People need to understand something here: This isn't a museum where we force-feed paranormal occurrences down people's throats. This is truly a historic building with decades of hauntings affecting people that have owned it before me, including the State Bar of Nevada. There have been so many different mysterious revelations and bits of dark history that have been coming my way. [In the second episode] a famous actress told me about what was happening in the basement, and how her father was living there in 1971. She was telling me about devil rituals her father was doing there. It got darker from there. Recently, my landscapers were digging an irrigation ditch on the northwest corner of the property, and they found a gun three feet under. About five days ago, we're digging on the property, and we started finding bones. And a few weeks leading up to this, there was a whole flurry of activity that was happening there, from visual anomalies to physical interactions with guests at a very abnormal level … it's my own paranormal experiment, something that I can research over a long period of time. The museum scares the s--t out of me. It really does. The basement? I've been affected there. I don't even like being in my own place by myself.
Rather than one location, one episode, this is a series of paranormal experiments. But how else was this different for the team?
The investigations felt different. Usually we go around, and yes, we have a crew with us that helps us — production manager, PAs, and stuff like that. With this, it was just us four, and we filmed everything.
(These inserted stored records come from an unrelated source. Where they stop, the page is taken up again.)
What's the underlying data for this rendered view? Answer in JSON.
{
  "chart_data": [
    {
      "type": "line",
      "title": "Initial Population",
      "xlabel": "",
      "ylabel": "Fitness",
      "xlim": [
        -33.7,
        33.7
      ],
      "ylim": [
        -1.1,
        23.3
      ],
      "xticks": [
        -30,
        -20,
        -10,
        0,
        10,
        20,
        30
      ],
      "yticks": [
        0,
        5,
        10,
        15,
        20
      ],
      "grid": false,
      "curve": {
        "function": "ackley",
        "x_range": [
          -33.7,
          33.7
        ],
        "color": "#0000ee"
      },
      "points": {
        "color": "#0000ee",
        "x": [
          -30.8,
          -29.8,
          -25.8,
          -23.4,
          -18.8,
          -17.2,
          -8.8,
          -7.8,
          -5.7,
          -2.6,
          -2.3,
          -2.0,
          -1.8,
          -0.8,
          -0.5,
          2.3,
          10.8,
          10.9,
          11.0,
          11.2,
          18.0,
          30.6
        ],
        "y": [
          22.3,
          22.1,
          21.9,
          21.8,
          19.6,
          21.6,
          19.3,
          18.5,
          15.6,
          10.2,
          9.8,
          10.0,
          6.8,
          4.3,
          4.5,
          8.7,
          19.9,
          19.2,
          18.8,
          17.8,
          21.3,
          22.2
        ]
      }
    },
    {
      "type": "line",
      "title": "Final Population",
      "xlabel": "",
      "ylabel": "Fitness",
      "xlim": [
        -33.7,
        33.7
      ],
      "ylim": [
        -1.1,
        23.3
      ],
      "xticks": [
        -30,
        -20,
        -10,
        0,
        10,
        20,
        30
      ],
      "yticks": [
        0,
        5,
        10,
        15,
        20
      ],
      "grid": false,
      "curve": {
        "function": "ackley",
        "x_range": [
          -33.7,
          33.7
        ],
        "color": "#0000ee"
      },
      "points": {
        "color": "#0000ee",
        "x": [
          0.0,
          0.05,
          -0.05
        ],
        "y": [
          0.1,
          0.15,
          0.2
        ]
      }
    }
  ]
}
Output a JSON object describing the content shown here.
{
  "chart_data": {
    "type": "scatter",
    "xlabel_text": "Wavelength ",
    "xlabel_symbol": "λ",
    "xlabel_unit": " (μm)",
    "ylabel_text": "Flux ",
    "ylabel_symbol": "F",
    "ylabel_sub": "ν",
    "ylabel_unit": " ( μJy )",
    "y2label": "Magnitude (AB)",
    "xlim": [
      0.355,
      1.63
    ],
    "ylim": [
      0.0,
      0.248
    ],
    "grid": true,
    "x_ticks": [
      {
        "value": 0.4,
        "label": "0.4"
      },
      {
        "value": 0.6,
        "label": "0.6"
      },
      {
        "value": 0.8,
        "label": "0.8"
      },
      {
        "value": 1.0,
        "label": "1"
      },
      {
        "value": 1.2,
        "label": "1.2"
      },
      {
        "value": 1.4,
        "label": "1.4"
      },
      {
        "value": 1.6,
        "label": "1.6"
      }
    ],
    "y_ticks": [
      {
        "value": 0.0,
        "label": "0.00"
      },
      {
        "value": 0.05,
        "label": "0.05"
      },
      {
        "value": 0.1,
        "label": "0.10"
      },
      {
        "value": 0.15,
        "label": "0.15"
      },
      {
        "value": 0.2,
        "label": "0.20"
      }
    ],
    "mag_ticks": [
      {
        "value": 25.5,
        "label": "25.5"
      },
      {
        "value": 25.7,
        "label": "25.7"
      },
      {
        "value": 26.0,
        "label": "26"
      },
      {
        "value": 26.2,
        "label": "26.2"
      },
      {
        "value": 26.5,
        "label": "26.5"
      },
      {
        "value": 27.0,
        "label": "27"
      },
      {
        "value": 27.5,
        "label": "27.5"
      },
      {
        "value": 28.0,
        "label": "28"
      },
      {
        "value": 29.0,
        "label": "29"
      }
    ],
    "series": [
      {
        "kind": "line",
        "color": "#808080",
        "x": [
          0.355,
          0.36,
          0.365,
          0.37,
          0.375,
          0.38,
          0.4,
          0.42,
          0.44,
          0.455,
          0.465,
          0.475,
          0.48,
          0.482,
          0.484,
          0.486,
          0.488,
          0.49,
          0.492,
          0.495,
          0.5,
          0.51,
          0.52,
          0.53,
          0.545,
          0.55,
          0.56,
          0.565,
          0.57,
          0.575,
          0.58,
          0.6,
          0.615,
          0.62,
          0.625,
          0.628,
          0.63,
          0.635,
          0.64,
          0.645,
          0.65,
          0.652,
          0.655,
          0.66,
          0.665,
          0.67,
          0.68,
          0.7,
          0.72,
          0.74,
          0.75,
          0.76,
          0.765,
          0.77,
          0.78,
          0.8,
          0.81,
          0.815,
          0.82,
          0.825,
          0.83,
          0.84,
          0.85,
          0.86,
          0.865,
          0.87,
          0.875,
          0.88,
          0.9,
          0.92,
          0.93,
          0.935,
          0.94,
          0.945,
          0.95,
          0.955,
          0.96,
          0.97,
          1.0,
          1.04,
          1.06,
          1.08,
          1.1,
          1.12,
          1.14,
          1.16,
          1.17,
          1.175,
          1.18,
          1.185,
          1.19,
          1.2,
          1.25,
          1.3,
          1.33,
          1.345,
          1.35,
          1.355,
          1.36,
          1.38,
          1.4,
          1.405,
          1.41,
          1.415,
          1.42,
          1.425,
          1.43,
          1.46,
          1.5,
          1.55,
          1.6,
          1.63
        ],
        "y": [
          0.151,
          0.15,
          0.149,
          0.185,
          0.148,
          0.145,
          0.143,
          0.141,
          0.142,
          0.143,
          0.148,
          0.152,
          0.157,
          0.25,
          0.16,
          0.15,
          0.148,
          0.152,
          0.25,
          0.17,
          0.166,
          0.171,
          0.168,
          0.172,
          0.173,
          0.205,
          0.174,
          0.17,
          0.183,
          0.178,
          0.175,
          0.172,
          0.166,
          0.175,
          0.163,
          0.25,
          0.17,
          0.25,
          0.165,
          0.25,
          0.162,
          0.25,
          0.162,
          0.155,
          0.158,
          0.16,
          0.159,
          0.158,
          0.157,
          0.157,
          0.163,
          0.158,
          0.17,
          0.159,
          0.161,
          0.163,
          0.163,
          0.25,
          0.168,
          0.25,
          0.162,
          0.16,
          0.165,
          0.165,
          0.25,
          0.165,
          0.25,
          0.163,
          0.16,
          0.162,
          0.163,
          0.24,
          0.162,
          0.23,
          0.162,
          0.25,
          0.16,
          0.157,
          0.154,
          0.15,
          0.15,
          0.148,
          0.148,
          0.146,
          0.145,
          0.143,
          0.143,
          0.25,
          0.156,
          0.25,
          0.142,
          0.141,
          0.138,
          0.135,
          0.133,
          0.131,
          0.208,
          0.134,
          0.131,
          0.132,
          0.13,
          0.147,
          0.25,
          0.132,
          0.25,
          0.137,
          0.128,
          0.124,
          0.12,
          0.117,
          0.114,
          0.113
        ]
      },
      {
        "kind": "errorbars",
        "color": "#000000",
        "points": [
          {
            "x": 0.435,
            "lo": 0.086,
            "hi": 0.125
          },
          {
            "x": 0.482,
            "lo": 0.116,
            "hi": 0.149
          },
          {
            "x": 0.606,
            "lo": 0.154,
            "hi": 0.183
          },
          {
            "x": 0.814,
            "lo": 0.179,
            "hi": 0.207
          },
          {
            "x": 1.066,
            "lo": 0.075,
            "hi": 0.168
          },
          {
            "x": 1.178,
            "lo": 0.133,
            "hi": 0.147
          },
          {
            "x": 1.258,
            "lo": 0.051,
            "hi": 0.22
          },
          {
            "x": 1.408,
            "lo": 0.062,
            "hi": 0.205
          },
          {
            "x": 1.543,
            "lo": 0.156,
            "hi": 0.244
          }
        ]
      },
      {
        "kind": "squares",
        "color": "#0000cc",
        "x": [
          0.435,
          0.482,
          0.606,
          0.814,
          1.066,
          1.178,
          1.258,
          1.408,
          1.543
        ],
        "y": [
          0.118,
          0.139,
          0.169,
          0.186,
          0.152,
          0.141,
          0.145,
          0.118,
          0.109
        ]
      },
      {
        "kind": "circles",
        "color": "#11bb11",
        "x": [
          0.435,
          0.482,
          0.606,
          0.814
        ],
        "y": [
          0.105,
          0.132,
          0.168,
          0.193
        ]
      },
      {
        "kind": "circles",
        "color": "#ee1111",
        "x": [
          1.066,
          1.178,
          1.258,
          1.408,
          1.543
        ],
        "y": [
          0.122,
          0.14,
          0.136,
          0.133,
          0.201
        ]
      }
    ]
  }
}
Things were different. We were just so involved with the investigations, and the moments, and the evidence, and the spiritual interactions. We were just so focused in. We felt different by all of this. It was like our anxiety over this whole situation of us being there, us scared of getting this, and homeless people walking the perimeter and trying to spit on us through the gates and ambulances showing up — you'll see those in future episodes. I really think those were factors in receiving the caliber of evidence that we did.
During the special episodes, did you roll out any new experiments?
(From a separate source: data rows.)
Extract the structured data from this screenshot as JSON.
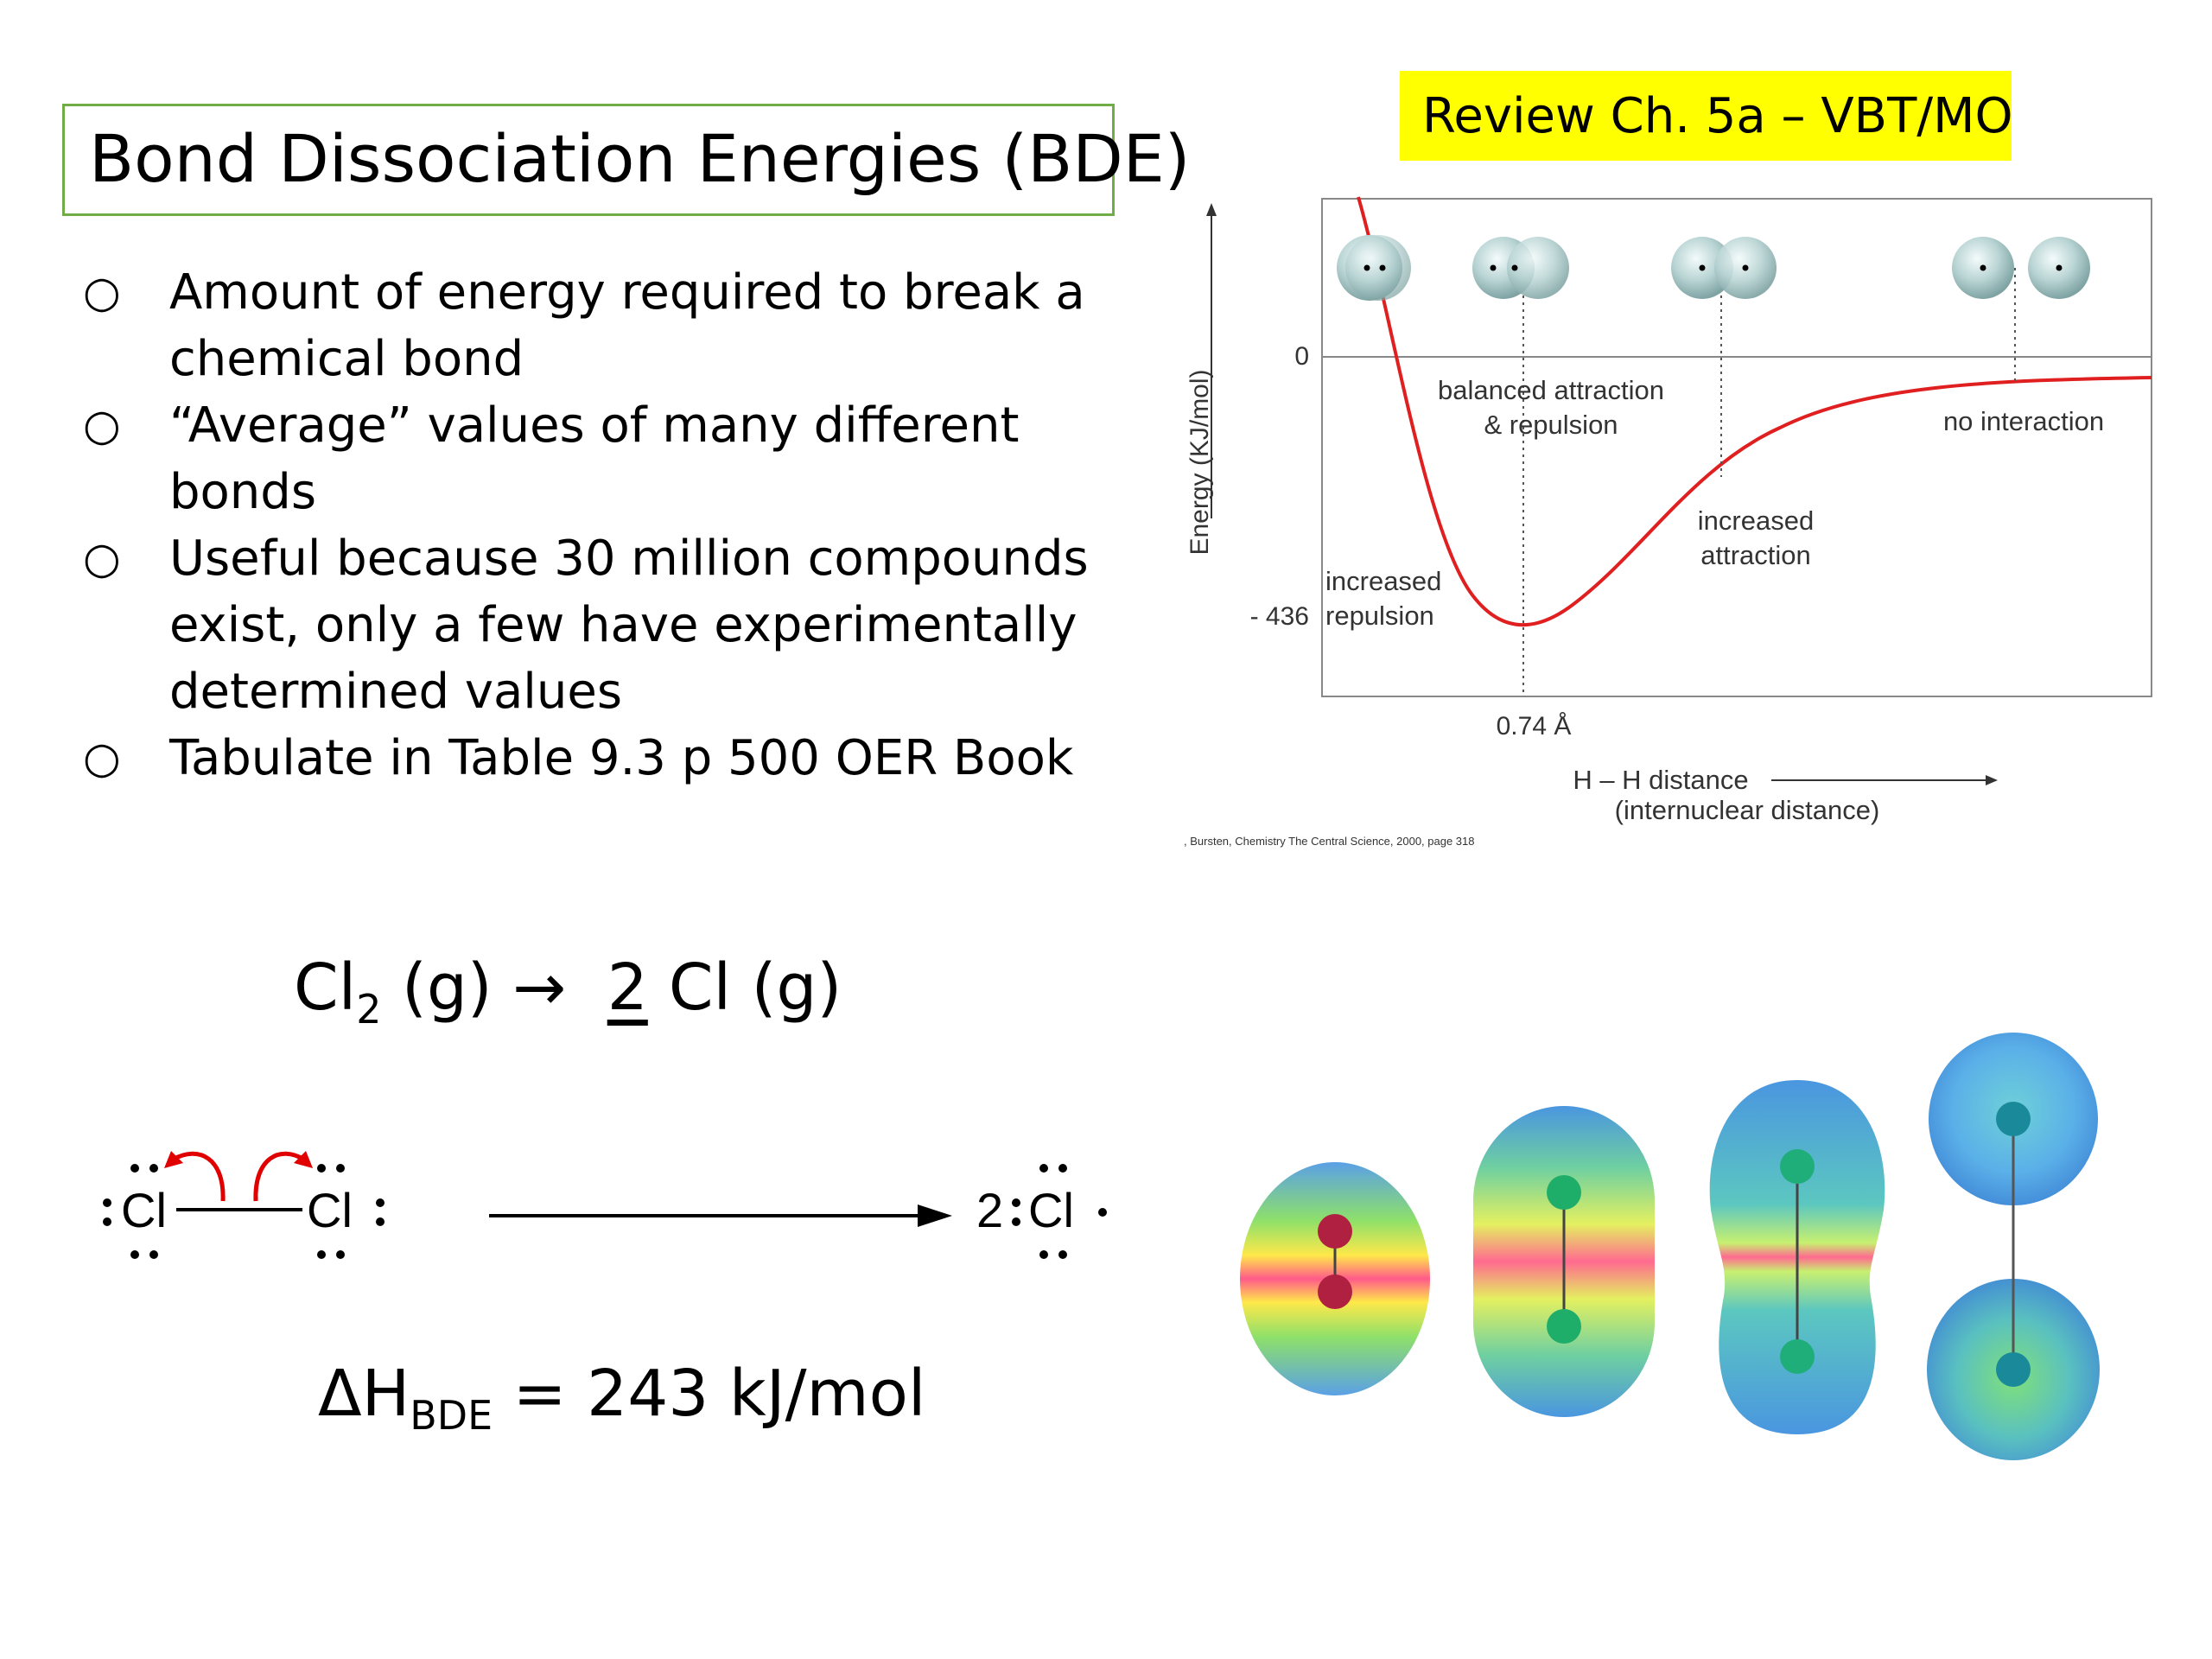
{
  "title": "Bond Dissociation Energies (BDE)",
  "review_badge": "Review Ch. 5a – VBT/MO",
  "bullet_marker": "○",
  "bullets": [
    [
      "Amount of energy required to break a",
      "chemical bond"
    ],
    [
      "“Average” values of many different",
      "bonds"
    ],
    [
      "Useful because 30 million compounds",
      "exist, only a few have experimentally",
      "determined values"
    ],
    [
      "Tabulate in Table 9.3 p 500 OER Book"
    ]
  ],
  "energy_diagram": {
    "y_axis_label": "Energy (KJ/mol)",
    "y_tick_zero": "0",
    "y_tick_min": "- 436",
    "x_tick": "0.74 Å",
    "x_axis_label_1": "H – H distance",
    "x_axis_label_2": "(internuclear distance)",
    "label_balanced_1": "balanced attraction",
    "label_balanced_2": "& repulsion",
    "label_no_interaction": "no interaction",
    "label_attraction_1": "increased",
    "label_attraction_2": "attraction",
    "label_repulsion_1": "increased",
    "label_repulsion_2": "repulsion",
    "citation": ", Bursten, Chemistry The Central Science, 2000, page 318",
    "curve_color": "#e02020"
  },
  "equation": {
    "reactant": "Cl",
    "reactant_sub": "2",
    "reactant_state": " (g) → ",
    "coefficient": "2",
    "product": "Cl (g)"
  },
  "lewis": {
    "atom_left": "Cl",
    "atom_right": "Cl",
    "product_coef": "2",
    "product_atom": "Cl"
  },
  "enthalpy": {
    "symbol": "ΔH",
    "subscript": "BDE",
    "value": " = 243 kJ/mol"
  }
}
We had Bill Chappell do this experiment that he and Billy have been working on for over a year. Bill did the experiment with us, and he set up this whole satellite system from his workshop. He had all this equipment, and Billy and him, they were soldering stuff. He was in his RV, working for the whole week, just building stuff with Bill via satellite.
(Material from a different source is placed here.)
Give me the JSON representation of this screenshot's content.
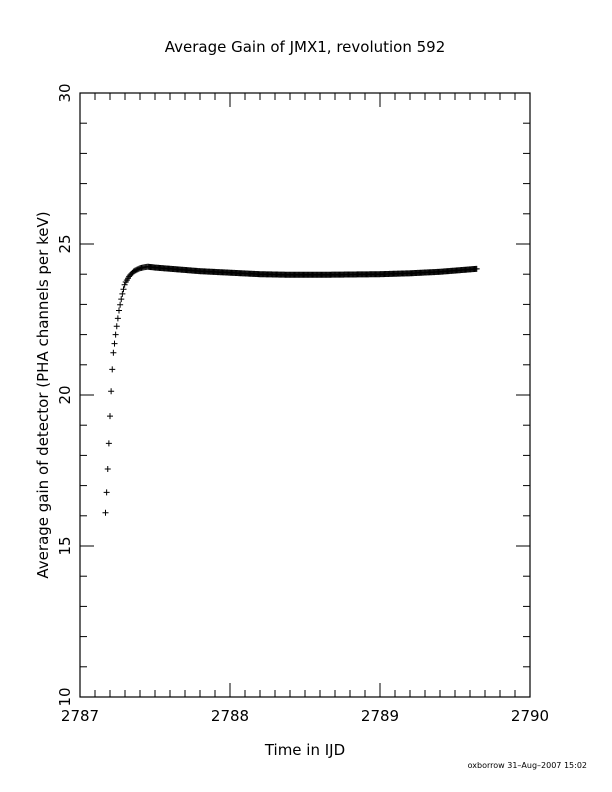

Logistically, Quarantine may have been more difficult because you had less of a production team. But did this feel like you went back to basics, even going back to the original Ghost Adventures documentary, when it was this ragtag group on their own?
It truly did. Even though it was more work physically, having to set everything up ourselves, I liked it. I really enjoyed it better, because I am a very empathic person, and I'm extremely sensitive. I have an anxiety condition that I've had for many years, and I get easily affected by just people being around me. It's very distracting sometimes, because I can't turn it off. I'm feeling their emotions. It reminded me that this brings out my true, natural self I can really put forth into investigating. Honestly, I missed that. Even though it was more physical work, demanding work, all of us liked it. I don't know if this is going to maybe change some things for us, but I really enjoyed that part of it.
Long term, how do you think this will fit within the Ghost Adventures legacy?
We really garnered some incredible evidence and some incredible moments. That really created something great that will go down as a remarkable moment in Ghost Adventures history. The energies from us, the pandemic, everything centered into one great moment that we'll never be able to do again.
And be prepared for the Dybbuk Box. That's all I'll say. It’s a historic moment on Ghost Adventures.